ParameterTypical value
Applicable soil typeGranular soils with fines <12%
Typical treatment depth in Pickering6–18 m below grade
Probe frequency range30–50 Hz (electric/hydraulic)
Grid spacing (triangular pattern)1.8–3.6 m centre-to-centre
Post-treatment verificationCPT, SPT, or PMT per NBCC
Target relative density>70% (Dr) for structural support
Water pressure at jetting nozzles400–800 kPa

Quick answers

How much does vibrocompaction design cost for a typical Pickering lot?

For a standard residential or light commercial lot in Pickering, the design and specification package ranges from CA$2,170 to CA$7,060, depending on the treatment area, number of verification tests required, and whether pre-treatment CPT data already exists. Complex sites with deep fill or proximity to sensitive structures fall at the upper end.

When is vibrocompaction more suitable than stone columns in Pickering soils?

Vibrocompaction works best when the in-situ soil is predominantly granular with fines content below 12 percent, which describes much of Pickering's sandy glacial deposits. Stone columns are preferred when silt or clay layers exceed 15 percent, because the vibratory energy cannot rearrange fine-grained particles effectively. We run a grain-size analysis on split-spoon samples before recommending either method.

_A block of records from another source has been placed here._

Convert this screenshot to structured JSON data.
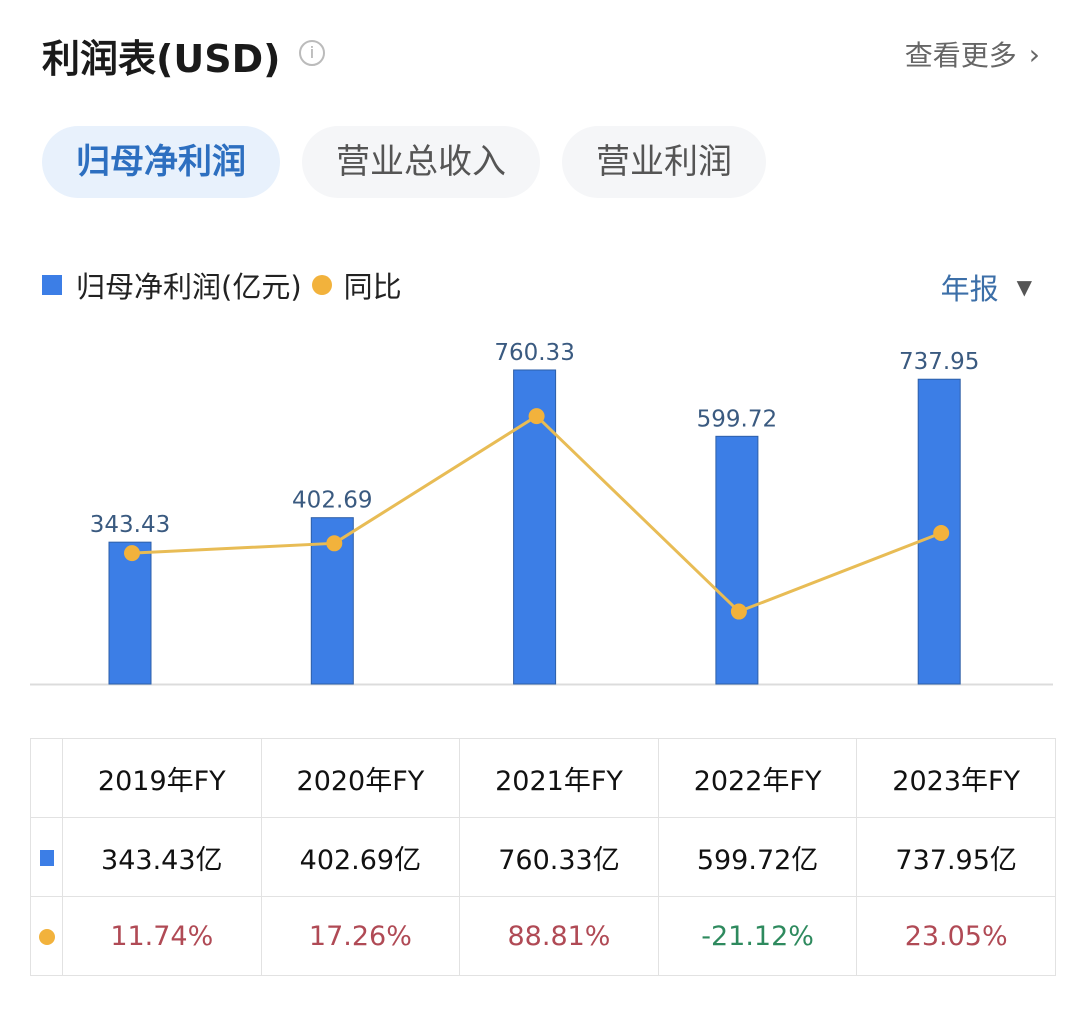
{
  "header": {
    "title": "利润表(USD)",
    "more_label": "查看更多"
  },
  "tabs": [
    {
      "label": "归母净利润",
      "active": true
    },
    {
      "label": "营业总收入",
      "active": false
    },
    {
      "label": "营业利润",
      "active": false
    }
  ],
  "period_select": "年报",
  "chart_data": {
    "type": "bar+line",
    "categories": [
      "2019年FY",
      "2020年FY",
      "2021年FY",
      "2022年FY",
      "2023年FY"
    ],
    "series": [
      {
        "name": "归母净利润(亿元)",
        "type": "bar",
        "color": "#3c7ee6",
        "values": [
          343.43,
          402.69,
          760.33,
          599.72,
          737.95
        ],
        "labels": [
          "343.43",
          "402.69",
          "760.33",
          "599.72",
          "737.95"
        ]
      },
      {
        "name": "同比",
        "type": "line",
        "color": "#f2b23c",
        "values": [
          11.74,
          17.26,
          88.81,
          -21.12,
          23.05
        ]
      }
    ],
    "grid": false,
    "legend": "top-left"
  },
  "table": {
    "headers": [
      "2019年FY",
      "2020年FY",
      "2021年FY",
      "2022年FY",
      "2023年FY"
    ],
    "values": [
      "343.43亿",
      "402.69亿",
      "760.33亿",
      "599.72亿",
      "737.95亿"
    ],
    "yoy": [
      "11.74%",
      "17.26%",
      "88.81%",
      "-21.12%",
      "23.05%"
    ]
  },
  "colors": {
    "positive": "#b04a55",
    "negative": "#2e8a5e",
    "accent": "#2d6fc0"
  }
}
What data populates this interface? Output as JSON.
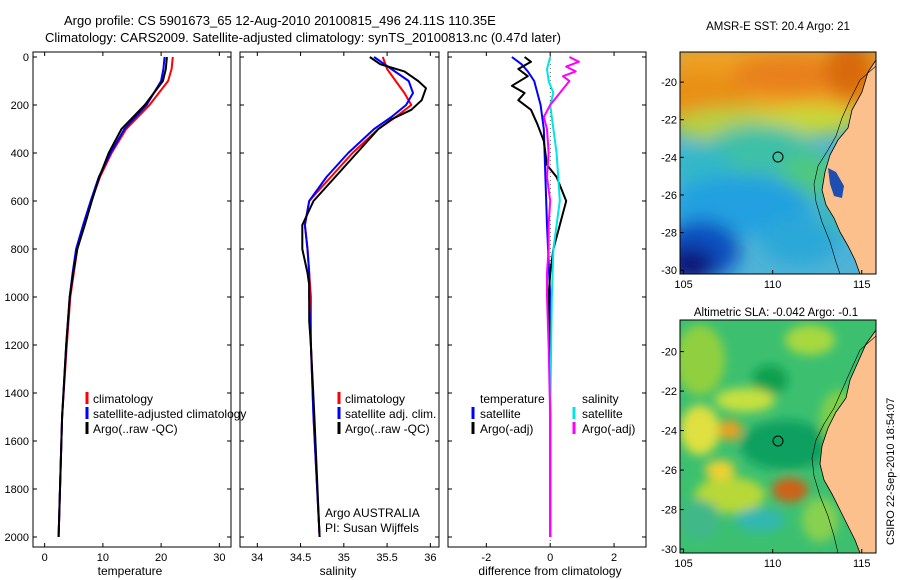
{
  "header": {
    "title_line1": "Argo profile: CS 5901673_65 12-Aug-2010 20100815_496 24.11S 110.35E",
    "title_line2": "Climatology: CARS2009. Satellite-adjusted climatology: synTS_20100813.nc (0.47d later)"
  },
  "credits": {
    "argo": "Argo AUSTRALIA",
    "pi": "PI: Susan Wijffels",
    "stamp": "CSIRO 22-Sep-2010 18:54:07"
  },
  "colors": {
    "climatology": "#ff0000",
    "satellite": "#0000ff",
    "argo": "#000000",
    "sal_satellite": "#00e5e5",
    "sal_argo": "#ff00ff",
    "land": "#fbc08c"
  },
  "chart_data": [
    {
      "type": "line",
      "xlabel": "temperature",
      "xticks": [
        "0",
        "10",
        "20",
        "30"
      ],
      "xlim": [
        -2,
        32
      ],
      "ylim": [
        2000,
        0
      ],
      "yticks": [
        "0",
        "200",
        "400",
        "600",
        "800",
        "1000",
        "1200",
        "1400",
        "1600",
        "1800",
        "2000"
      ],
      "legend": [
        "climatology",
        "satellite-adjusted climatology",
        "Argo(..raw -QC)"
      ],
      "series": [
        {
          "name": "climatology",
          "color": "#ff0000",
          "depth": [
            0,
            50,
            100,
            200,
            300,
            400,
            500,
            600,
            700,
            800,
            900,
            1000,
            1200,
            1500,
            2000
          ],
          "values": [
            22.0,
            21.8,
            21.2,
            18.0,
            14.0,
            11.5,
            9.5,
            8.0,
            6.8,
            5.6,
            5.0,
            4.4,
            3.8,
            3.0,
            2.4
          ]
        },
        {
          "name": "satellite-adjusted climatology",
          "color": "#0000ff",
          "depth": [
            0,
            50,
            100,
            200,
            300,
            400,
            500,
            600,
            700,
            800,
            900,
            1000,
            1200,
            1500,
            2000
          ],
          "values": [
            20.6,
            20.4,
            20.0,
            17.5,
            13.7,
            11.3,
            9.3,
            7.9,
            6.6,
            5.4,
            4.8,
            4.3,
            3.7,
            3.0,
            2.4
          ]
        },
        {
          "name": "Argo(..raw -QC)",
          "color": "#000000",
          "depth": [
            0,
            50,
            100,
            200,
            300,
            400,
            500,
            600,
            700,
            800,
            900,
            1000,
            1200,
            1500,
            2000
          ],
          "values": [
            21.0,
            20.8,
            20.3,
            17.2,
            13.2,
            11.0,
            9.4,
            8.1,
            6.9,
            5.6,
            4.9,
            4.3,
            3.7,
            3.0,
            2.4
          ]
        }
      ]
    },
    {
      "type": "line",
      "xlabel": "salinity",
      "xticks": [
        "34",
        "34.5",
        "35",
        "35.5",
        "36"
      ],
      "xlim": [
        33.8,
        36.1
      ],
      "ylim": [
        2000,
        0
      ],
      "legend": [
        "climatology",
        "satellite adj. clim.",
        "Argo(..raw -QC)"
      ],
      "series": [
        {
          "name": "climatology",
          "color": "#ff0000",
          "depth": [
            0,
            50,
            100,
            150,
            200,
            250,
            300,
            400,
            500,
            600,
            700,
            800,
            900,
            1000,
            1200,
            1500,
            2000
          ],
          "values": [
            35.45,
            35.5,
            35.6,
            35.7,
            35.78,
            35.6,
            35.4,
            35.1,
            34.85,
            34.6,
            34.55,
            34.58,
            34.6,
            34.62,
            34.62,
            34.65,
            34.72
          ]
        },
        {
          "name": "satellite adj. clim.",
          "color": "#0000ff",
          "depth": [
            0,
            50,
            100,
            150,
            200,
            250,
            300,
            400,
            500,
            600,
            700,
            800,
            900,
            1000,
            1200,
            1500,
            2000
          ],
          "values": [
            35.35,
            35.55,
            35.75,
            35.8,
            35.72,
            35.55,
            35.35,
            35.05,
            34.8,
            34.6,
            34.55,
            34.58,
            34.6,
            34.6,
            34.62,
            34.65,
            34.72
          ]
        },
        {
          "name": "Argo(..raw -QC)",
          "color": "#000000",
          "depth": [
            0,
            30,
            60,
            100,
            130,
            180,
            220,
            260,
            300,
            400,
            500,
            600,
            700,
            800,
            850,
            900,
            950,
            1000,
            1100,
            1200,
            1500,
            2000
          ],
          "values": [
            35.3,
            35.42,
            35.7,
            35.86,
            35.95,
            35.9,
            35.78,
            35.55,
            35.4,
            35.15,
            34.9,
            34.65,
            34.52,
            34.52,
            34.55,
            34.58,
            34.6,
            34.6,
            34.6,
            34.62,
            34.66,
            34.72
          ]
        }
      ]
    },
    {
      "type": "line",
      "xlabel": "difference from climatology",
      "xticks": [
        "-2",
        "0",
        "2"
      ],
      "xlim": [
        -3.2,
        3.0
      ],
      "ylim": [
        2000,
        0
      ],
      "legend_temperature": {
        "header": "temperature",
        "items": [
          "satellite",
          "Argo(-adj)"
        ]
      },
      "legend_salinity": {
        "header": "salinity",
        "items": [
          "satellite",
          "Argo(-adj)"
        ]
      },
      "series": [
        {
          "name": "temperature satellite",
          "color": "#0000ff",
          "depth": [
            0,
            30,
            60,
            100,
            200,
            300,
            500,
            700,
            1000,
            1500,
            2000
          ],
          "values": [
            -1.2,
            -0.9,
            -0.7,
            -0.5,
            -0.3,
            -0.2,
            -0.15,
            -0.1,
            0.0,
            0.0,
            0.0
          ]
        },
        {
          "name": "temperature Argo(-adj)",
          "color": "#000000",
          "depth": [
            0,
            20,
            50,
            80,
            120,
            150,
            180,
            220,
            280,
            350,
            450,
            500,
            600,
            700,
            800,
            900,
            1000,
            1200,
            1500,
            2000
          ],
          "values": [
            -0.8,
            -0.6,
            -1.0,
            -0.7,
            -1.2,
            -0.8,
            -1.0,
            -0.6,
            -0.4,
            -0.2,
            -0.1,
            0.2,
            0.5,
            0.3,
            0.1,
            0.0,
            -0.05,
            0.0,
            0.0,
            0.0
          ]
        },
        {
          "name": "salinity satellite",
          "color": "#00e5e5",
          "depth": [
            0,
            50,
            100,
            150,
            200,
            300,
            400,
            500,
            600,
            700,
            800,
            1000,
            1500,
            2000
          ],
          "values": [
            0.0,
            -0.1,
            -0.05,
            0.1,
            0.0,
            0.1,
            0.2,
            0.25,
            0.3,
            0.2,
            0.1,
            0.05,
            0.0,
            0.0
          ]
        },
        {
          "name": "salinity Argo(-adj)",
          "color": "#ff00ff",
          "depth": [
            0,
            20,
            40,
            60,
            80,
            100,
            150,
            200,
            250,
            300,
            400,
            500,
            600,
            700,
            800,
            900,
            1000,
            1200,
            1500,
            2000
          ],
          "values": [
            0.6,
            0.9,
            0.5,
            0.8,
            0.4,
            0.6,
            0.3,
            0.0,
            -0.2,
            -0.1,
            -0.05,
            -0.1,
            0.0,
            -0.05,
            -0.05,
            -0.1,
            -0.1,
            -0.05,
            0.0,
            0.0
          ]
        }
      ]
    },
    {
      "type": "heatmap",
      "title": "AMSR-E SST: 20.4 Argo: 21",
      "xticks": [
        "105",
        "110",
        "115"
      ],
      "yticks": [
        "-20",
        "-22",
        "-24",
        "-26",
        "-28",
        "-30"
      ],
      "xlim": [
        104.8,
        115.8
      ],
      "ylim": [
        -30.2,
        -18.4
      ],
      "argo_position": {
        "lon": 110.35,
        "lat": -24.11
      }
    },
    {
      "type": "heatmap",
      "title": "Altimetric SLA: -0.042 Argo: -0.1",
      "xticks": [
        "105",
        "110",
        "115"
      ],
      "yticks": [
        "-20",
        "-22",
        "-24",
        "-26",
        "-28",
        "-30"
      ],
      "xlim": [
        104.8,
        115.8
      ],
      "ylim": [
        -30.2,
        -18.4
      ],
      "argo_position": {
        "lon": 110.35,
        "lat": -24.11
      }
    }
  ]
}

Does vibrocompaction design need to consider the Lake Ontario water table?

Absolutely. In Pickering, the groundwater table often sits within 2 to 3 metres of the surface, and the design must account for pore pressure buildup during vibration. If the lift schedule is too fast, excess pore pressure reduces effective stress and the treatment radius shrinks. We specify hold times and probe withdrawal rates based on the measured water level at the time of treatment.

Location and service area

We serve projects in Pickering and surrounding areas.